SKOWHEGAN — A local man was taken by LifeFlight helicopter to a Bangor hospital Sunday afternoon with a pellet-gun shot wound to the head, police said.
Skowhegan Police Chief David Bucknam said the pellet may have passed through the skull into the victim’s brain.
Police officers responded to a medical assistance 911 call at 44 Joyce St. in Skowhegan just after noontime Sunday, Bucknam said. He said witnesses told police that 19-year-old Charles Quimby was shot in the head with a pellet gun by 20-year-old William McCarty.
Quimby was taken to Redington-Fairview General Hospital in Skowhegan but was soon transferred by helicopter to Eastern Maine Medical Center in Bangor, where he was listed in critical condition.
Bucknam said later Monday afternoon that Quimby’s condition was still listed as critical.
He said the investigation continues to include whether the shooting was intentional or accidental.
“It has not been determined,” the chief said Monday afternoon. “We are investigating to rule out any other issues.”
Detective Sgt. Don Avery and Sgt. Brian Gardiner responded to the scene with the assistance of the State Police Major Crimes Unit.
Skowhegan’s Criminal Investigation Division is conducting an investigation into the incident, Bucknam said.

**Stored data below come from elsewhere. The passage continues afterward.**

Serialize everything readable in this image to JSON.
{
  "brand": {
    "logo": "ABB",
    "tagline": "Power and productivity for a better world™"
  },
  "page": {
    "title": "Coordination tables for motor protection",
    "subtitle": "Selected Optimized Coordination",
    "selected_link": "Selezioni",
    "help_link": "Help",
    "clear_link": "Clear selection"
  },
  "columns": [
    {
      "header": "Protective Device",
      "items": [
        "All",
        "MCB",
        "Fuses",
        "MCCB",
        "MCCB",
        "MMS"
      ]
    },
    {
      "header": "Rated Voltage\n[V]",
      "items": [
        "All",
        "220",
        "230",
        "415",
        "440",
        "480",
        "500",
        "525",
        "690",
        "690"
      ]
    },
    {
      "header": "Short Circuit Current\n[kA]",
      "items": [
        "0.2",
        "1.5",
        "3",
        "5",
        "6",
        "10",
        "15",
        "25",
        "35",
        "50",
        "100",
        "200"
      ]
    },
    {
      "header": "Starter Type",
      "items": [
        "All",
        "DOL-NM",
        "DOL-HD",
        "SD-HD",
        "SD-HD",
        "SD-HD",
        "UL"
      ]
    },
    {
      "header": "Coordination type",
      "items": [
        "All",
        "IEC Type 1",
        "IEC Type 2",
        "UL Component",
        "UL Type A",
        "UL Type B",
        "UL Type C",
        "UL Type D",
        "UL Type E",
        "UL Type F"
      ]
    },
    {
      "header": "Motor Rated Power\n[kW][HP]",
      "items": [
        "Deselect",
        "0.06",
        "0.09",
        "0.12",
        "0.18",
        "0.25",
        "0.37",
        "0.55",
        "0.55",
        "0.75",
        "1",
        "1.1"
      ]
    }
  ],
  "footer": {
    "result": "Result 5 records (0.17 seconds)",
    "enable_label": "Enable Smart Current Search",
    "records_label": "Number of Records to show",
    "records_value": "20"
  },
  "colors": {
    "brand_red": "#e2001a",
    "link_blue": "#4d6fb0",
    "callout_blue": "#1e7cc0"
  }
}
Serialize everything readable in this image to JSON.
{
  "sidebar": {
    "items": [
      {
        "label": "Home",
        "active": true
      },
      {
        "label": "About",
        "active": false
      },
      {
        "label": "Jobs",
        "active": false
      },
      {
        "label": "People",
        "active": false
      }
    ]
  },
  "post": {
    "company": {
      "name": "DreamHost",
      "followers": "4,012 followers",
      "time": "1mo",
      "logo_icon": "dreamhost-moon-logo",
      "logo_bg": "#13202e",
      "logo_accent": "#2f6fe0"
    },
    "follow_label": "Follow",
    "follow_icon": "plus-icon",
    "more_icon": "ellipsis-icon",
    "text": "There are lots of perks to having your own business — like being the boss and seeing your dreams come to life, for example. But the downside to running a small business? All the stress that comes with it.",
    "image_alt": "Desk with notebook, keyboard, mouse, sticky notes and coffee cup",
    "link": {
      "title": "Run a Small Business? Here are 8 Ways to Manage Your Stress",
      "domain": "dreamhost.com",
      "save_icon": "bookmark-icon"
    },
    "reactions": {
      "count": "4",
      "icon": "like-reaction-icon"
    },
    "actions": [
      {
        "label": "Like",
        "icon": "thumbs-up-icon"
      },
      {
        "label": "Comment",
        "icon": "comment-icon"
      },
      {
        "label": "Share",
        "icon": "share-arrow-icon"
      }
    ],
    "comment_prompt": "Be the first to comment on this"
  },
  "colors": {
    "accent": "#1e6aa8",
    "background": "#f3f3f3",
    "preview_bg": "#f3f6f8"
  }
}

A search warrant was executed at the home to collect the pellet rifle and other items of interest, he said.
Bucknam said no one has been charged in the incident, as the investigation continues. He said his department is working with state police and that doctors will be conferring with Quimby’s family members.

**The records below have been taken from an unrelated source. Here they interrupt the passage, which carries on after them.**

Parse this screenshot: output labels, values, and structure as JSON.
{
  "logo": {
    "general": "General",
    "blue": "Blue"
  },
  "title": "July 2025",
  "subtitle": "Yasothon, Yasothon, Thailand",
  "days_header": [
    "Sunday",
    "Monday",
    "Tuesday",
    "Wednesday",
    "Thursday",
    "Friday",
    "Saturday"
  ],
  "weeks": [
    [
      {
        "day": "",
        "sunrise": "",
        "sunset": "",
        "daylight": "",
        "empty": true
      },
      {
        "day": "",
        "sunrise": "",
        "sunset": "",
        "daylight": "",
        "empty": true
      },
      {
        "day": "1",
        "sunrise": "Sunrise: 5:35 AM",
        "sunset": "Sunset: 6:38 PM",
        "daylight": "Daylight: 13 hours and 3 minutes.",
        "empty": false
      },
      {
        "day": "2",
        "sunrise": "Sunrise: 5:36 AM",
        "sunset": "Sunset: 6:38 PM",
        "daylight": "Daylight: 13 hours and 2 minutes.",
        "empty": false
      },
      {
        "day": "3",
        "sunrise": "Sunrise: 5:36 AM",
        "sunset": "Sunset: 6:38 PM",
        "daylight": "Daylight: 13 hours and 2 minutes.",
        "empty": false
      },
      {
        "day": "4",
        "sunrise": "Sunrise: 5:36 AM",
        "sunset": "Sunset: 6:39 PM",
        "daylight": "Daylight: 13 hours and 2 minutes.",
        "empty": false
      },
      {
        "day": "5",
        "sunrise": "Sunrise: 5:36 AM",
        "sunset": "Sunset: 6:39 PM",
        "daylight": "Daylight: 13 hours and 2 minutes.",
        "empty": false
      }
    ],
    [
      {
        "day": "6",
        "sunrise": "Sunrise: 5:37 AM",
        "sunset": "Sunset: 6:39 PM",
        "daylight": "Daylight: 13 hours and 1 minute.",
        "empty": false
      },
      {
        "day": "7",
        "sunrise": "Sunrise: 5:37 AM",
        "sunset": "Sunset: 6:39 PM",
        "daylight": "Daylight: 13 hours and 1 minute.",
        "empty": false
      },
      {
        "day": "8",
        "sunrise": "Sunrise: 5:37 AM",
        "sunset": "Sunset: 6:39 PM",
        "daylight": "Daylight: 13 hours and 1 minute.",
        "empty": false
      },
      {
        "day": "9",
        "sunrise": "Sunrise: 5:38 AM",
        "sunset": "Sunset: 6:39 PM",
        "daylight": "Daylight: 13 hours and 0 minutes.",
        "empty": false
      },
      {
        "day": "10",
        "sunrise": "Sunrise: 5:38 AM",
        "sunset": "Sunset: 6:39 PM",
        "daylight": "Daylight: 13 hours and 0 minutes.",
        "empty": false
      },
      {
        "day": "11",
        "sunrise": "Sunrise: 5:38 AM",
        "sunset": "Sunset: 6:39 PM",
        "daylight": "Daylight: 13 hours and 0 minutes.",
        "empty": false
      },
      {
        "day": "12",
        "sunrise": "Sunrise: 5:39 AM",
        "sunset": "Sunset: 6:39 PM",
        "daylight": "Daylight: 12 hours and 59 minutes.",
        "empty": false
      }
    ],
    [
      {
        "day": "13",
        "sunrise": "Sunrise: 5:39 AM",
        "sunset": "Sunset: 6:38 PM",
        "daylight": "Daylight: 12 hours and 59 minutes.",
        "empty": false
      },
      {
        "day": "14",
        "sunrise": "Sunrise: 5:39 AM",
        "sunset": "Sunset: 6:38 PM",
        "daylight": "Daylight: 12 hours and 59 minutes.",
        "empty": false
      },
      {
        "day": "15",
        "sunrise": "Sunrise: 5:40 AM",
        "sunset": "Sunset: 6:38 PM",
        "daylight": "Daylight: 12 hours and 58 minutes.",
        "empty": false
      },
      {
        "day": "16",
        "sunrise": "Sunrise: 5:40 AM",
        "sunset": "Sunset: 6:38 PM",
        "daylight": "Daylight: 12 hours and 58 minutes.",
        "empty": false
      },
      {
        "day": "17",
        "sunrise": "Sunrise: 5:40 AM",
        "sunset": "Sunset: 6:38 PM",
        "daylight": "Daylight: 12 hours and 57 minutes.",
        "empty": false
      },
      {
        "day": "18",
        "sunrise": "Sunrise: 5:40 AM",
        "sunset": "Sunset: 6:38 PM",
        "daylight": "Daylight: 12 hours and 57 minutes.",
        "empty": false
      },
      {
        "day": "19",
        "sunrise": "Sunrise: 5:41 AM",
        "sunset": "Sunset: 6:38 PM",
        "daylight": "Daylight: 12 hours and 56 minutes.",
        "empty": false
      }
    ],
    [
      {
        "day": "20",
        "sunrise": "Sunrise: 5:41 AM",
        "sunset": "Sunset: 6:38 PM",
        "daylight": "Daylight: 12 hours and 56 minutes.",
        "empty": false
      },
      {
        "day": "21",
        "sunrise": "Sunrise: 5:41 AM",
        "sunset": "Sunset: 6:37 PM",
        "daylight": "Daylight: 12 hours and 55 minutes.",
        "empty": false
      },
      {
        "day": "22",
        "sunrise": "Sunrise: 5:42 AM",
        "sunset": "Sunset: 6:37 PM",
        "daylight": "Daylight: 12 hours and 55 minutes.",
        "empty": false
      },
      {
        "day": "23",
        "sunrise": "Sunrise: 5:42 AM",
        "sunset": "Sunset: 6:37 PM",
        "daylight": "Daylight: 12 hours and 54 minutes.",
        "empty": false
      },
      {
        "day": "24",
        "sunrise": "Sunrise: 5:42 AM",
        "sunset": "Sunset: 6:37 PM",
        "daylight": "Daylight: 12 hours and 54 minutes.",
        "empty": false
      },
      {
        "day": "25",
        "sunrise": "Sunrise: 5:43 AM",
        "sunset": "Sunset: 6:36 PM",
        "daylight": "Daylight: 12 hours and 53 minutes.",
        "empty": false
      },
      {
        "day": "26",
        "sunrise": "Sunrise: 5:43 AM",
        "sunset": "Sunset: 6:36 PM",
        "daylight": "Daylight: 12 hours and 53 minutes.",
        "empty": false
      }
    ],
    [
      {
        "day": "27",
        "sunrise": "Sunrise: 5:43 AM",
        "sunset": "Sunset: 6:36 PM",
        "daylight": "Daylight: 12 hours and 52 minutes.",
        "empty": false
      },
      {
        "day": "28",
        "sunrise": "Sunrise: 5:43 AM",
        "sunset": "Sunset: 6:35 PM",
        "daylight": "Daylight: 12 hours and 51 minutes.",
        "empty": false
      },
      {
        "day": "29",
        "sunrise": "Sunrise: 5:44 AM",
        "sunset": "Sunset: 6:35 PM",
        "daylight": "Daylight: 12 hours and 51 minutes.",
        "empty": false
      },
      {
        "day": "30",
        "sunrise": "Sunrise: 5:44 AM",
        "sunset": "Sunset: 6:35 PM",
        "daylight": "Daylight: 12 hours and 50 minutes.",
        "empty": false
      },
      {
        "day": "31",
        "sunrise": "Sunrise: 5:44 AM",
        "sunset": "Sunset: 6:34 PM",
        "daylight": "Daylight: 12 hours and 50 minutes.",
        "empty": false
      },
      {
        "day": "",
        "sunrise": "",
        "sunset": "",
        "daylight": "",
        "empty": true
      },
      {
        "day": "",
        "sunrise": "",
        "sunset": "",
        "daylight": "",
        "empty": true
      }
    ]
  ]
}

No one was at the home during repeat visits Monday.
The pellet-gun shooting occurred at the lower corner of Joyce Street, a dead-end road that meets the Debe Park River Trail along the south side of the Kennebec River, where extensive graffiti vandalism was also reported over the weekend. Picnic tables, signs, equipment and large rocks that dot the trail all were hit with blue paint markings. It was unclear Monday if the vandalism is connected in any way to the shooting.
“It’s too early to say,” Bucknam said.
Lee Couturier, who with his wife were the only neighbors found on Joyce Street Monday morning, said they help maintain the trail for the town and the Recreation Department. He said some of the graffiti has been cleaned up.

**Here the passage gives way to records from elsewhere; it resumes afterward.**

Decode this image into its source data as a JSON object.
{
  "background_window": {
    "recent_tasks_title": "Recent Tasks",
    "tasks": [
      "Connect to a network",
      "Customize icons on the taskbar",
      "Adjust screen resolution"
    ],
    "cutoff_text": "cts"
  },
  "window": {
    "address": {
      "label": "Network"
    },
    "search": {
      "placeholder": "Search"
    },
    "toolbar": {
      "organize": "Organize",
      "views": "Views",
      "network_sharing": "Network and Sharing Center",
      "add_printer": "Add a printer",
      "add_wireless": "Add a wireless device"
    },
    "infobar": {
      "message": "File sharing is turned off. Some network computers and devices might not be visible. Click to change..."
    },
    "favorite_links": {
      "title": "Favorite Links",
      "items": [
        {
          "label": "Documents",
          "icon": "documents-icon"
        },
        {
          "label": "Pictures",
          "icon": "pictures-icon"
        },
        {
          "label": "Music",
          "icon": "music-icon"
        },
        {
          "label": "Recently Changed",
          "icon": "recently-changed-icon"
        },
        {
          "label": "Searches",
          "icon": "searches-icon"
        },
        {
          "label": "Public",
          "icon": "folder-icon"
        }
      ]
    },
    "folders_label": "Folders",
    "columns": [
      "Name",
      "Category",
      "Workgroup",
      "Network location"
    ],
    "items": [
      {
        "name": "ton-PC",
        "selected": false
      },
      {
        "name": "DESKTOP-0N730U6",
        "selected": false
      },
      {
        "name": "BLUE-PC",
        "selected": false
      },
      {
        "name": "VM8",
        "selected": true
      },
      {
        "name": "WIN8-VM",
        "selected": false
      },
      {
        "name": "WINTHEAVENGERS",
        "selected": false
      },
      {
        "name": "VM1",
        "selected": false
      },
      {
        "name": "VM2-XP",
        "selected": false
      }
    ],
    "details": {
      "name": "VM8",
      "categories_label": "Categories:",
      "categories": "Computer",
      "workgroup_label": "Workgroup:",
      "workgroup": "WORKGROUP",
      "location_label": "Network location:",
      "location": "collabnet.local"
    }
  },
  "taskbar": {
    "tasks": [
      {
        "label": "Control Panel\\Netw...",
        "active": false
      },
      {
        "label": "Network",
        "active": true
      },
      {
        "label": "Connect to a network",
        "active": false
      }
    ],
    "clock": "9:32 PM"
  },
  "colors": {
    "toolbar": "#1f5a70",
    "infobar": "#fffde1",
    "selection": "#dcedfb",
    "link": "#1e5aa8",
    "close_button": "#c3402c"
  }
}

He said he saw all the police officers down at the end of his street Sunday afternoon, but didn’t know anything about the pellet-gun shooting.
He said the graffiti vandalism is upsetting.
“Every sign, all the rocks, all the exercise equipment — my garbage can that I built — they spray-painted the cover of it,” Couturier said. “There was a word — DJ — I guess. We are there quite a bit to stop things like this from happening, but you can’t be there all the time. I just planted a nice tree there the other day. You do one good thing, and something like that happens.”
Farther south of the trail, on French Street, more graffiti was discovered Sunday morning, this time with obscene words spelled out on the side of a building. Police were investigating that, too, on Monday.
Lee Lemieux, who lives right across the street from the obscene graffiti, said he called police because of the words and was concerned with passers-by commenting on it.
“We figured we’d call them just because we heard people were making comments as they were driving by,” he said. “I thought about coming out here and spray painting it, but I didn’t want to get in trouble for tagging myself.”
The owner of the building, Connie Damboise, of Fairfield, said she uses the building for storage for her construction company, CJ Damboise Building and Remodeling.
She said the words aren’t very nice.
“Usually when they touch this, they start doing it in town and they come this way,” she said of the graffiti. “I’m going to cover that up today — that’s why I’m here.”